Symbolically, the staff can signify inner spinal discipline or firm moral restraint; when it becomes “daṇḍikai-mānam” it marks rigidity and spiritual pride. The water-pot can signify the “vessel” of practice—body-breath-mind containment, and in some Siddhar-alchemical registers, the prepared container for transformative work; if it is not “revered,” the practitioner disregards inner containment and purity while keeping the outer prop. Ash recalls the burning-ground truth that all forms end; but smeared ash without real dispassion becomes theater. Invocations of Kāḷi/Muṇḍi point to cremation-ground, time-death, and fierce transformation; yet the verse suggests some adopt these fierce markers to intimidate, attract patrons, or legitimize greed.

Thus the Siddhar’s ‘uprooting’ is not merely social critique; it is epistemic and yogic: cutting the root (vēr) of hypocrisy—avidyā (ignorance), ahaṅkāra (ego), and lābha (gain-seeking). The true Siddhar is defined not by costume but by the capacity to dissolve the causes of delusion, in oneself and (by example or confrontation) in the community.

Key Concepts

  • போலி துறவியம் (false renunciation)
  • தண்டி / தண்டம் (staff; discipline; ascetic insignia)
  • குண்டிகை (water-pot; vessel/containment; ritual sign)
  • மானம் (spiritual pride / ego)
  • கண்டிகை (garland/necklace; sect-mark)
  • தூளி / விபூதி (sacred ash; impermanence)
  • காளி (time/death/transformation; fierce deity imagery)
  • காசு (money) மற்றும் கள்ளத்தனம் (theft/fraud)
  • வேரொடும் களைதல் (uprooting the root-cause)
  • சித்தர் (the realized adept; discerner of authenticity)

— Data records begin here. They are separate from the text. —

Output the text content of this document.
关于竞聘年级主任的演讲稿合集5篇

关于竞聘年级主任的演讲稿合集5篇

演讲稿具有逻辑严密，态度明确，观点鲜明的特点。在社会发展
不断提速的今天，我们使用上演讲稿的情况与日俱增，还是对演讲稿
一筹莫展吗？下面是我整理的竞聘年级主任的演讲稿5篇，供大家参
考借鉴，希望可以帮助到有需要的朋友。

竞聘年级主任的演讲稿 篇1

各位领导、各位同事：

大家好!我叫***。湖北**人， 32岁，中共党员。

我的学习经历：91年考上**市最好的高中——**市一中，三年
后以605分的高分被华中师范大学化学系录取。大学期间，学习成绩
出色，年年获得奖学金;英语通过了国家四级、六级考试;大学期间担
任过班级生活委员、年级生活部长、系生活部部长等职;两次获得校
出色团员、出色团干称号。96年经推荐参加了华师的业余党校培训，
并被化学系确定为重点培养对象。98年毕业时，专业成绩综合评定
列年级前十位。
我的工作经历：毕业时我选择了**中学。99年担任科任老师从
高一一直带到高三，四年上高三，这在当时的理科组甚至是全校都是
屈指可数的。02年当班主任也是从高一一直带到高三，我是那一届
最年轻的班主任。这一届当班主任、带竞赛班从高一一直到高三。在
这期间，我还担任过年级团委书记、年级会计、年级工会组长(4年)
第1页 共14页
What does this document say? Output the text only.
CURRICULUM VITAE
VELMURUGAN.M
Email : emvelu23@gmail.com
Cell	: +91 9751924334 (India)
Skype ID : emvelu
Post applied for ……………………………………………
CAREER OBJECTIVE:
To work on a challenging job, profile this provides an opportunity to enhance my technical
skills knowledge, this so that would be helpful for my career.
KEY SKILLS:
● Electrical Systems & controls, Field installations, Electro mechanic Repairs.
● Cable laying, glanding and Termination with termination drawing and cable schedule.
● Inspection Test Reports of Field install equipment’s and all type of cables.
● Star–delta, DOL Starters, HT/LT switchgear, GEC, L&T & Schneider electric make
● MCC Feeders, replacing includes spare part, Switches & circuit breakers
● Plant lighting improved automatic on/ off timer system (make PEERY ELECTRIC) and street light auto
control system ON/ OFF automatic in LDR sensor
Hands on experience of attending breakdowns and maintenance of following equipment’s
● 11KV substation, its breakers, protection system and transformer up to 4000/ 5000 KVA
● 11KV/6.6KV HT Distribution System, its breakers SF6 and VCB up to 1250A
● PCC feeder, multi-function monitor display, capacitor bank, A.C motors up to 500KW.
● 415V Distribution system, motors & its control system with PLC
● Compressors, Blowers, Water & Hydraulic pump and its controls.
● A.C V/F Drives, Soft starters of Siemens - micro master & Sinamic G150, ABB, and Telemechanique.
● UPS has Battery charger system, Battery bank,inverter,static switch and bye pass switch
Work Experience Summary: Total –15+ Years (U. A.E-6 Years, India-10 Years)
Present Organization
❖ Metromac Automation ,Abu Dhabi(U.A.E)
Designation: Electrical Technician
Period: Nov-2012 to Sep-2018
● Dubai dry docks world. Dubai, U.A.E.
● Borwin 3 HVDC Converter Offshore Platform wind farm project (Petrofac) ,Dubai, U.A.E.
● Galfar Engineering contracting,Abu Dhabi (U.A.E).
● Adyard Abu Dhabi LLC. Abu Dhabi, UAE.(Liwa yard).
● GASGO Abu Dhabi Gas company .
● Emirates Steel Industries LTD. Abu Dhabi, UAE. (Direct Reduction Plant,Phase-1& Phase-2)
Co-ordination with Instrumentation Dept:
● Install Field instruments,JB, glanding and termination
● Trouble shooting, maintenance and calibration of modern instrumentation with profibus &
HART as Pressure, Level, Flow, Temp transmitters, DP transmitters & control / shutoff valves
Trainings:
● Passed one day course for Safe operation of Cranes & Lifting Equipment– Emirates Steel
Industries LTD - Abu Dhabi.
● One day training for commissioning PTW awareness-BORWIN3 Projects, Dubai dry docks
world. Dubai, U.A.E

Ambiguities or Multiple Readings

  • “சண்டிசா” is unclear: it may be a sect-name, a local epithet, or a distorted/colloquial form of a deity/attendant name (e.g., Caṇḍeśa/Caṇḍi-related). The verse likely groups it with other ‘labels’ adopted by pretend-ascetics.
  • “முண்டி” can be read as (a) a fierce female attendant/deity-name (Muṇḍi), (b) skull-associated imagery (muṇḍa = head/skull), or (c) a generic mark of cremation-ground sects; the verse keeps the referent intentionally rough, pointing to ‘fearsome’ identifiers.
  • “சார்சவா” is cryptic; it could indicate a particular order/sect, a regional pronunciation, or simply ‘those who say they have renounced/let go.’ The surrounding syntax supports a reading of people who claim detachment.
  • “குண்டிகோ வணமிலார்” may mean (a) ‘they do not revere the kuṇḍikai (the emblem of purity/containment),’ or (b) ‘they have no reverence at all though they carry the pot.’ Either way the contrast is between outer possession and inner devotion/discipline.
  • “கண்டிகை” may refer to a garland/necklace (rudrākṣa, tulasī, or a sect-neck ornament). It can also imply ‘throat/neck’ (kaṇṭha-related) imagery, but context favors an external sect-mark.
  • “தூளி” can mean sacred ash (vibhūti) or dust; the ambiguity may be deliberate: what is claimed as ‘holy ash’ may be mere dust when worn without realization.
  • “வெண்டரா” is uncertain in sense: it can be read as an emphatic/exclamatory particle in colloquial Tamil (‘indeed/are these…?’), or as a descriptor (e.g., ‘white-clad’). The verse’s thrust remains: regardless of appearance, the Siddhar uproots them.
  • “திண்டுமுண்டெல்லாம்” can mean ‘stubborn, thick-set, obstinate lot’ (hard to correct), or ‘the whole coarse crowd.’ The line may be stressing that even the ‘tough’ ones are not spared the Siddhar’s exposure.